L’affaiblissement de l’Amoc «pourrait déjà avoir un impact sur la météo en Europe», conclut la première étude. Car un temps froid dans l’Atlantique subarctique «est corrélé à des températures élevées en été en Europe. La vague de chaleur qui a frappé le continent en 2015 a été liée à la « tache froide » », expliquent les chercheurs. Ce ralentissement de l’Amoc a d’autres conséquences dans l’hémisphère Nord. Les scientifiques soulignent qu’il a été associé à une hausse supérieure à la moyenne de la montée du niveau de l’océan sur la Côte Est des Etats-Unis, ainsi qu’à une sécheresse accrue au Sahel. Mais «pour évaluer les impacts à court et long termes, l’amplitude du ralentissement joue beaucoup et il existe une forte incertitude à ce niveau», remarque Didier Swingedouw. Pour David Thornalley, «déterminer le comportement futur de l’Amoc dépendra de la compréhension de sa sensibilité à des facteurs extérieurs tels que l’afflux d’eau douce [par la fonte des glaces et l’augmentation des précipitations, ndlr], et de la façon dont ces facteurs vont varier ou s’accroître». Les deux études parues dans Nature insistent sur la nécessité de poursuivre les recherches sur les altérations de l’Amoc et sur «son rôle dans les changements climatiques», tant l’enjeu est majeur. «L’Amoc est l’un des « points de bascule » bien documentés du système climatique», pointent les auteurs de la première publication.
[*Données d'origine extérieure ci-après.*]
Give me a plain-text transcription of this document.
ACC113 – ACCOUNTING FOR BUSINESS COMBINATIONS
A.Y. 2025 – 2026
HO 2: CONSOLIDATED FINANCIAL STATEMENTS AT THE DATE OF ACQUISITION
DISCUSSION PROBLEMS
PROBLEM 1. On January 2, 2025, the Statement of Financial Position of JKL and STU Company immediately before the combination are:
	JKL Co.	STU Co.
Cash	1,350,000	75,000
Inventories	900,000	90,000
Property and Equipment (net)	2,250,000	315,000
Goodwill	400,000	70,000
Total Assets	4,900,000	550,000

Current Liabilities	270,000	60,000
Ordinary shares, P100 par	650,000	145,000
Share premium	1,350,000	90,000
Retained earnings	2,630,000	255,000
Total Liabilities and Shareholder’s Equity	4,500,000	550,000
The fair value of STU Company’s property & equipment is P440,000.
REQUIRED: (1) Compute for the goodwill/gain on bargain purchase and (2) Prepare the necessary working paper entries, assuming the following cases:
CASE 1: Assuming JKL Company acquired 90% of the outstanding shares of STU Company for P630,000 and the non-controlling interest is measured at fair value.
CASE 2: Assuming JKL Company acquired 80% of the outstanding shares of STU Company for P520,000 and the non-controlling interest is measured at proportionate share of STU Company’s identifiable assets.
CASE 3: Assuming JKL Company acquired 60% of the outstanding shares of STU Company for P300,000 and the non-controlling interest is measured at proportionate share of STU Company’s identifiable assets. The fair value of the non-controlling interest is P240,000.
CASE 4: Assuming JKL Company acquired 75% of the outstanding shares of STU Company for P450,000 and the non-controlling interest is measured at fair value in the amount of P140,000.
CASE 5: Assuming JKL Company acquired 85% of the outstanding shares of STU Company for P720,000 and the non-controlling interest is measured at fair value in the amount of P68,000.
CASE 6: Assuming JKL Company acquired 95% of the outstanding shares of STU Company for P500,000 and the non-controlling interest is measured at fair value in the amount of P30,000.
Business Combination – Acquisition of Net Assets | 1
Or les scientifiques ignorent encore à quelle échéance ce point de bascule sera atteint, ce qu’ils jugent «très inquiétant». David Thornalley s’alarme aussi de «l’impact dramatique» que pourrait avoir la modification des courants océaniques en Amérique du Nord et en Europe de l’Ouest.

Les simulations suggèrent qu’un affaiblissement de l’Amoc pourrait devenir la cause principale des modifications de la circulation atmosphérique estivale en l’Europe de l’Ouest et pourrait renforcer l’activité des tempêtes sur le continent, expliquent les chercheurs de la première étude. La deuxième, elle, insiste sur le fait qu’un ralentissement abrupt de l’Amoc «pourrait déclencher une multitude de bouleversements globaux, dont une montée rapide du niveau des océans, des changements dans la distribution des pluies, une aridification de certaines régions et des hivers glaciaux en Europe de l’Ouest».